Dès la fin des années soixante (1968 environ) et avec les années soixante-dix, la perception de ce qui définit la québécitude semble se modifier. L’adhésion à la critique des bases d’une société axée sur l’éducation élitiste, qui était déjà remise en cause par plusieurs, se généralise. Alors que l’apparition des CÉGEP et les différents autres changements dans le système d’éducation, dont la création de l’UQAM, l’objective. Mon hypothèse est que ce changement va de pair avec une modification de la conception sociale, le groupe étudiant s’élargit et tend à faire apparaître une nouvelle classe moyenne. Les mouvements sociaux se radicalisent en fonction des tangentes internationales. Les bases du mouvement chansonnier ne correspondent plus désormais aux modèles valorisés. Dans le sillon du nationalisme qui se radicalise, couplé avec la popularisation de l’image du Québec, les nouvelles idées poussent à reconsidérer les bases de la légitimité du mouvement chansonnier comme objet authentiquement Québécois. Ce qui a pour effet de valoriser les éléments à caractère identitaire, les régionalismes linguistiques et les éléments liés à la tradition orale (objet québécois par excellence). Dans ce cadre, les chansons folklorisées, qui n’étaient dans le courant chansonniers qu’une variante, comme les éléments de nature identitaire, prennent de l’importance. Du point de vue du chercheur ou commentateur qui analyse le mouvement chansonnier à rebours, ces caractéristiques peuvent sembler être l’essence même du mouvement chansonnier. Au sens où, il s’agit d’idées véhiculées depuis le début des

années soixante, mais qui correspondent à l’époque, il faut le rappeler, à des discours marginaux.
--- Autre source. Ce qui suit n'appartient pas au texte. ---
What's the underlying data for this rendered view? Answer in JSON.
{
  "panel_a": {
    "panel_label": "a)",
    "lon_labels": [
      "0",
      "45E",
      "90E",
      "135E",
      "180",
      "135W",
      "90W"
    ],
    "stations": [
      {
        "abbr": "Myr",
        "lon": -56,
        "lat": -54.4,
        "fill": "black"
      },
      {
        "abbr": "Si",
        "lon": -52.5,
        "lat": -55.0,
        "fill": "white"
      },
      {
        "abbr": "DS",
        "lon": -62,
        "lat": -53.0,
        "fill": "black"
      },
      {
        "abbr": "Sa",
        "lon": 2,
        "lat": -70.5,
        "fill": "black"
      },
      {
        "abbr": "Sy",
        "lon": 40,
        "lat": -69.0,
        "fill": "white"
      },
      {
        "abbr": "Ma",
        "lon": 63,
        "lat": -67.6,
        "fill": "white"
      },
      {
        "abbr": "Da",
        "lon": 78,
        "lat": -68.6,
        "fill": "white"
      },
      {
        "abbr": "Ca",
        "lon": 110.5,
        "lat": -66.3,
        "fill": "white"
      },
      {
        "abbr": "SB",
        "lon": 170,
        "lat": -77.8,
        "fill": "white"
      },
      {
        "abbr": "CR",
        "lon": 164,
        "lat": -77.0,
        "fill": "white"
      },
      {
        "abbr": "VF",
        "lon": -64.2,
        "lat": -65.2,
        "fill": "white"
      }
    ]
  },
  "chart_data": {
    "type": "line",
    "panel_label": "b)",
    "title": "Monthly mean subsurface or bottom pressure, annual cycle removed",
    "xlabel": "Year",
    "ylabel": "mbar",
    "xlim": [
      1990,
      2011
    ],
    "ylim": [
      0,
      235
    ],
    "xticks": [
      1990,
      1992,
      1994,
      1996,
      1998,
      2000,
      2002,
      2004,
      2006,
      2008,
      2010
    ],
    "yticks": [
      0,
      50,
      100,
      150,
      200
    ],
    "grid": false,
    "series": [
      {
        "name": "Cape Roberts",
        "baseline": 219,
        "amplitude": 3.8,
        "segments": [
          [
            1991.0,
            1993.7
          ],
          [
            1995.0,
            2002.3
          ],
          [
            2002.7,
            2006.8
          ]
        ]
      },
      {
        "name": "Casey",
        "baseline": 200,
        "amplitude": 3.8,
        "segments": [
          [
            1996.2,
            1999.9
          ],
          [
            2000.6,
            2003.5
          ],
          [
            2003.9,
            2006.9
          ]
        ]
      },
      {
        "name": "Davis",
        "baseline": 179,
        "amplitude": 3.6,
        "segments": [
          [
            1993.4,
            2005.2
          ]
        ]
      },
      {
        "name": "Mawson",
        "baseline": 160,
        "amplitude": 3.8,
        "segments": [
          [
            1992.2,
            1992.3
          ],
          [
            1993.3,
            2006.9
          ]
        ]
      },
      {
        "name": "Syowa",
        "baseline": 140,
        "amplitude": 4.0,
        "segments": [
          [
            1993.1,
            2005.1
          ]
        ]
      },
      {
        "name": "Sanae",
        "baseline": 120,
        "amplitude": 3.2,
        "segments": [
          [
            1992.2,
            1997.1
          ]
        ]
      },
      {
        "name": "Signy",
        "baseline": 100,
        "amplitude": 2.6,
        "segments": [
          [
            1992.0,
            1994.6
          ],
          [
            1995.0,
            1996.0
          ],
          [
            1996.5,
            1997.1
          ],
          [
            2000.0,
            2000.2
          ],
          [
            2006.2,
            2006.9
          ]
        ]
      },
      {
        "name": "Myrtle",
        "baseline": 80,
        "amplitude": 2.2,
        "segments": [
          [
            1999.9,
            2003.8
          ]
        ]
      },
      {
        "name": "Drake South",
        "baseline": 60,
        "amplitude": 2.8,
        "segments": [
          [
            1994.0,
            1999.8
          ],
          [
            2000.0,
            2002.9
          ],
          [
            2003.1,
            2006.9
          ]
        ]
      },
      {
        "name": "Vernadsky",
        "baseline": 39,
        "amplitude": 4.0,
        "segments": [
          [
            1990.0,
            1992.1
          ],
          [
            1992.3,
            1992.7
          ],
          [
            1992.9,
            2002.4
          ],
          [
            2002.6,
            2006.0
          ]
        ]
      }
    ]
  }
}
Mais en même temps, le mouvement chansonnier en disparaissant et en laissant en place quelques monuments de la chanson comme Gilles Vigneault, Claude Léveillée, Jean-Pierre Ferland, Pauline Julien, devient lui-même une source de légitimation pour la chanson future. Si bien que le style chansonnier en lui-même évolue comme racine légitime d’une chanson désormais « populaire »  à la fois dans le sens de large diffusion, mais aussi parce qu’elle ne se présente plus comme la chanson d’une élite  qui prend des tangentes des plus variées, allant du son du Robert Charlebois (version rock) à Harmonium, Beau Dommage, en passant par Plume Latraverse.

C’est ainsi que la tradition orale et le chansonnier québécois deviennent tous deux des catégories abstraites utilisées autant comme référence ou source d’inspiration que comme base de légitimation de la chanson québécoise. Le mythe bicéphale des origines de la chanson québécoise.